Masyarakat lokal yang bergantung pada daerah tersebut untuk mata pencaharian mereka, mulai dari penangkapan ikan subsisten untuk makanan dan kegiatan yang berhubungan dengan pariwisata. Mereka telah melihat penurunan kualitas air sejak penambangan dimulai.

“Mereka telah melihat air menjadi semakin keruh,” kata ahli ekologi kelautan Edy Setyawan yang bekerja di Raja Ampat.

Perhimpunan Hotel dan Restoran Indonesia (PHRI) juga menyatakan keprihatinannya terhadap perluasan pertambangan nikel di Raja Ampat tahun lalu.

Selain perairan, tambang nikel juga bisa berdampak pada krisis iklim.

Sebuah studi dari University of Queensland menganalisis data dari 481 lokasi tambang nikel internasional dan deposit yang belum dikembangkan dan menemukan bahwa jejak tanah dari pertambangan nikel dapat mencapai 4 hingga 500 kali lebih besar dari yang dilaporkan sebelumnya.

“Nikel umumnya digunakan dalam infrastruktur energi terbarukan, seperti baterai dan baja tahan korosi, dan permintaannya diperkirakan akan meningkat dua kali lipat pada 2050 untuk mendukung teknologi rendah karbon,” kata Evelyn Mervine, dikutip dari laman University of Queensland.
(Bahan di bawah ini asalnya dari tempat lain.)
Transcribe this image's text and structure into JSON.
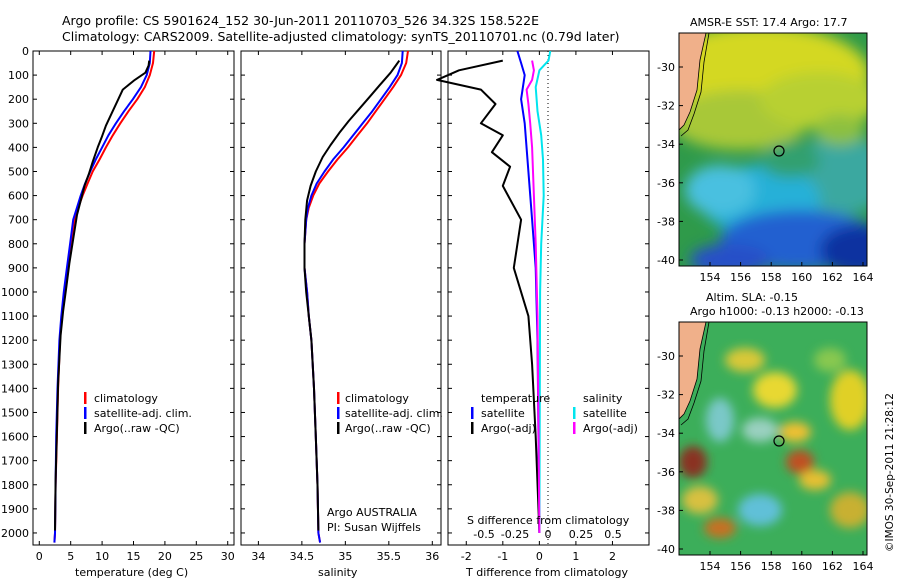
{
  "header": {
    "line1": "Argo profile: CS 5901624_152 30-Jun-2011 20110703_526 34.32S 158.522E",
    "line2": "Climatology: CARS2009. Satellite-adjusted climatology: synTS_20110701.nc (0.79d later)"
  },
  "colors": {
    "climatology": "#ff0000",
    "satellite": "#0000ff",
    "argo": "#000000",
    "sat_salinity": "#00e5ee",
    "argo_salinity": "#ff00ff"
  },
  "chart_data": [
    {
      "type": "line",
      "id": "temperature",
      "xlabel": "temperature (deg C)",
      "xlim": [
        -1,
        31
      ],
      "xticks": [
        0,
        5,
        10,
        15,
        20,
        25,
        30
      ],
      "ylim": [
        0,
        2050
      ],
      "yticks": [
        0,
        100,
        200,
        300,
        400,
        500,
        600,
        700,
        800,
        900,
        1000,
        1100,
        1200,
        1300,
        1400,
        1500,
        1600,
        1700,
        1800,
        1900,
        2000
      ],
      "legend": [
        "climatology",
        "satellite-adj. clim.",
        "Argo(..raw -QC)"
      ],
      "series": [
        {
          "name": "climatology",
          "x": [
            18.3,
            18.1,
            17.6,
            16.8,
            15.6,
            14.2,
            12.9,
            11.7,
            10.6,
            9.6,
            8.5,
            7.7,
            6.9,
            6.2,
            5.6,
            5.0,
            4.5,
            4.0,
            3.6,
            3.3,
            3.0,
            2.8,
            2.6,
            2.5,
            2.4
          ],
          "y": [
            0,
            50,
            100,
            150,
            200,
            250,
            300,
            350,
            400,
            450,
            500,
            550,
            600,
            650,
            700,
            800,
            900,
            1000,
            1100,
            1200,
            1400,
            1600,
            1800,
            2000,
            2040
          ]
        },
        {
          "name": "satellite-adj. clim.",
          "x": [
            17.7,
            17.6,
            17.1,
            16.2,
            14.9,
            13.5,
            12.2,
            11.0,
            10.0,
            9.0,
            8.1,
            7.3,
            6.6,
            6.0,
            5.4,
            4.9,
            4.4,
            3.9,
            3.5,
            3.2,
            2.9,
            2.7,
            2.6,
            2.5,
            2.4
          ],
          "y": [
            0,
            50,
            100,
            150,
            200,
            250,
            300,
            350,
            400,
            450,
            500,
            550,
            600,
            650,
            700,
            800,
            900,
            1000,
            1100,
            1200,
            1400,
            1600,
            1800,
            2000,
            2040
          ]
        },
        {
          "name": "Argo(..raw -QC)",
          "x": [
            17.5,
            17.4,
            16.9,
            15.2,
            13.3,
            12.4,
            11.5,
            10.6,
            9.9,
            9.3,
            8.5,
            7.9,
            7.2,
            6.7,
            6.0,
            5.4,
            4.8,
            4.3,
            3.8,
            3.4,
            3.0,
            2.8,
            2.6,
            2.5
          ],
          "y": [
            40,
            60,
            90,
            120,
            160,
            210,
            260,
            310,
            360,
            400,
            460,
            510,
            560,
            610,
            680,
            780,
            880,
            980,
            1080,
            1180,
            1380,
            1580,
            1780,
            1990
          ]
        }
      ]
    },
    {
      "type": "line",
      "id": "salinity",
      "xlabel": "salinity",
      "xlim": [
        33.8,
        36.1
      ],
      "xticks": [
        34,
        34.5,
        35,
        35.5,
        36
      ],
      "ylim": [
        0,
        2050
      ],
      "legend": [
        "climatology",
        "satellite-adj. clim.",
        "Argo(..raw -QC)"
      ],
      "annotation": [
        "Argo AUSTRALIA",
        "PI: Susan Wijffels"
      ],
      "series": [
        {
          "name": "climatology",
          "x": [
            35.72,
            35.7,
            35.64,
            35.55,
            35.45,
            35.35,
            35.25,
            35.14,
            35.03,
            34.91,
            34.8,
            34.7,
            34.63,
            34.58,
            34.55,
            34.53,
            34.53,
            34.56,
            34.58,
            34.61,
            34.64,
            34.66,
            34.68,
            34.69,
            34.71
          ],
          "y": [
            0,
            50,
            100,
            150,
            200,
            250,
            300,
            350,
            400,
            450,
            500,
            550,
            600,
            650,
            700,
            800,
            900,
            1000,
            1100,
            1200,
            1400,
            1600,
            1800,
            2000,
            2040
          ]
        },
        {
          "name": "satellite-adj. clim.",
          "x": [
            35.66,
            35.65,
            35.6,
            35.51,
            35.41,
            35.31,
            35.2,
            35.09,
            34.98,
            34.86,
            34.76,
            34.67,
            34.61,
            34.57,
            34.55,
            34.53,
            34.53,
            34.56,
            34.58,
            34.61,
            34.64,
            34.66,
            34.68,
            34.69,
            34.71
          ],
          "y": [
            0,
            50,
            100,
            150,
            200,
            250,
            300,
            350,
            400,
            450,
            500,
            550,
            600,
            650,
            700,
            800,
            900,
            1000,
            1100,
            1200,
            1400,
            1600,
            1800,
            2000,
            2040
          ]
        },
        {
          "name": "Argo(..raw -QC)",
          "x": [
            35.62,
            35.58,
            35.52,
            35.4,
            35.28,
            35.16,
            35.04,
            34.93,
            34.83,
            34.74,
            34.66,
            34.6,
            34.56,
            34.54,
            34.53,
            34.53,
            34.55,
            34.58,
            34.61,
            34.64,
            34.66,
            34.68,
            34.69
          ],
          "y": [
            40,
            60,
            90,
            140,
            190,
            240,
            290,
            340,
            390,
            440,
            500,
            560,
            620,
            700,
            800,
            900,
            1000,
            1100,
            1200,
            1400,
            1600,
            1800,
            1990
          ]
        }
      ]
    },
    {
      "type": "line",
      "id": "difference",
      "xlabel": "T difference from climatology",
      "xlabel_top": "S difference from climatology",
      "xlim": [
        -2.5,
        3
      ],
      "xticks": [
        -2,
        -1,
        0,
        1,
        2
      ],
      "xticks_s": [
        "-0.5",
        "-0.25",
        "0",
        "0.25",
        "0.5"
      ],
      "legend_t": [
        "temperature",
        "satellite",
        "Argo(-adj)"
      ],
      "legend_s": [
        "salinity",
        "satellite",
        "Argo(-adj)"
      ],
      "series": [
        {
          "name": "satellite",
          "x": [
            -0.6,
            -0.5,
            -0.4,
            -0.5,
            -0.4,
            -0.3,
            -0.2,
            -0.1,
            -0.05,
            0
          ],
          "y": [
            0,
            50,
            100,
            200,
            300,
            500,
            700,
            900,
            1200,
            2000
          ]
        },
        {
          "name": "Argo(-adj)",
          "x": [
            -1.0,
            -2.2,
            -2.8,
            -1.6,
            -1.2,
            -1.6,
            -1.0,
            -1.3,
            -0.8,
            -1.0,
            -0.5,
            -0.7,
            -0.3,
            -0.2,
            -0.1,
            0
          ],
          "y": [
            40,
            80,
            120,
            160,
            220,
            300,
            350,
            420,
            480,
            560,
            700,
            900,
            1100,
            1300,
            1600,
            2000
          ]
        },
        {
          "name": "satellite",
          "x": [
            0.3,
            0.25,
            0,
            -0.1,
            -0.05,
            0.05,
            0.1,
            0.12,
            0.05,
            0.02,
            0
          ],
          "y": [
            0,
            40,
            80,
            150,
            250,
            350,
            450,
            600,
            800,
            1000,
            2000
          ]
        },
        {
          "name": "Argo(-adj)",
          "x": [
            -0.2,
            -0.15,
            -0.2,
            -0.35,
            -0.3,
            -0.25,
            -0.2,
            -0.15,
            -0.1,
            -0.05,
            0
          ],
          "y": [
            40,
            80,
            120,
            160,
            220,
            300,
            400,
            600,
            800,
            1100,
            2000
          ]
        }
      ]
    }
  ],
  "maps": {
    "sst_title": "AMSR-E SST: 17.4 Argo: 17.7",
    "sla_title1": "Altim. SLA: -0.15",
    "sla_title2": "Argo h1000: -0.13 h2000: -0.13",
    "lon_ticks": [
      "154",
      "156",
      "158",
      "160",
      "162",
      "164"
    ],
    "lat_ticks": [
      "-30",
      "-32",
      "-34",
      "-36",
      "-38",
      "-40"
    ]
  },
  "credit": "©IMOS 30-Sep-2011 21:28:12"
}
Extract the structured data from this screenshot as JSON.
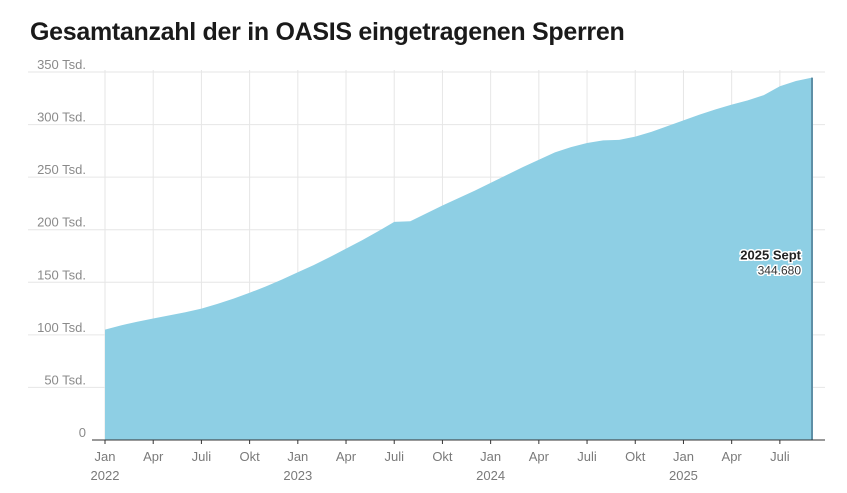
{
  "title": "Gesamtanzahl der in OASIS eingetragenen Sperren",
  "chart_data": {
    "type": "area",
    "title": "Gesamtanzahl der in OASIS eingetragenen Sperren",
    "xlabel": "",
    "ylabel": "",
    "ylim": [
      0,
      350000
    ],
    "y_ticks": [
      {
        "value": 0,
        "label": "0"
      },
      {
        "value": 50000,
        "label": "50 Tsd."
      },
      {
        "value": 100000,
        "label": "100 Tsd."
      },
      {
        "value": 150000,
        "label": "150 Tsd."
      },
      {
        "value": 200000,
        "label": "200 Tsd."
      },
      {
        "value": 250000,
        "label": "250 Tsd."
      },
      {
        "value": 300000,
        "label": "300 Tsd."
      },
      {
        "value": 350000,
        "label": "350 Tsd."
      }
    ],
    "x_ticks": [
      {
        "index": 0,
        "label": "Jan",
        "year": "2022"
      },
      {
        "index": 3,
        "label": "Apr"
      },
      {
        "index": 6,
        "label": "Juli"
      },
      {
        "index": 9,
        "label": "Okt"
      },
      {
        "index": 12,
        "label": "Jan",
        "year": "2023"
      },
      {
        "index": 15,
        "label": "Apr"
      },
      {
        "index": 18,
        "label": "Juli"
      },
      {
        "index": 21,
        "label": "Okt"
      },
      {
        "index": 24,
        "label": "Jan",
        "year": "2024"
      },
      {
        "index": 27,
        "label": "Apr"
      },
      {
        "index": 30,
        "label": "Juli"
      },
      {
        "index": 33,
        "label": "Okt"
      },
      {
        "index": 36,
        "label": "Jan",
        "year": "2025"
      },
      {
        "index": 39,
        "label": "Apr"
      },
      {
        "index": 42,
        "label": "Juli"
      }
    ],
    "x_count": 45,
    "values": [
      105000,
      109000,
      112500,
      115500,
      118500,
      121500,
      125000,
      129500,
      134500,
      140000,
      146000,
      152500,
      159500,
      166500,
      174000,
      182000,
      190000,
      198500,
      207500,
      208000,
      215500,
      223000,
      230000,
      237000,
      244500,
      252000,
      259500,
      266500,
      273500,
      278500,
      282500,
      285000,
      285500,
      288500,
      293000,
      298500,
      304000,
      309500,
      314500,
      319000,
      323000,
      328000,
      336500,
      341500,
      344680
    ],
    "color": "#8ecfe4",
    "end_line_color": "#5e8fa6",
    "annotation": {
      "label": "2025 Sept",
      "value": "344.680"
    }
  }
}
“Namun, emisi karbon biomassa dari pembukaan lahan untuk tambang nikel hampir selalu diabaikan dalam penghitungan karbon, laporan keberlanjutan, dan keputusan pembelian bahan baku,” imbuhnya.

Dengan penambangan nikel yang saat ini tidak dapat dihindari, kata Mervine, penelitiannya menyoroti perlunya perusahaan-perusahaan tambang menghindari pengembangan tambang baru di daerah-daerah di mana terdapat ‘karbon yang tidak dapat dipulihkan.’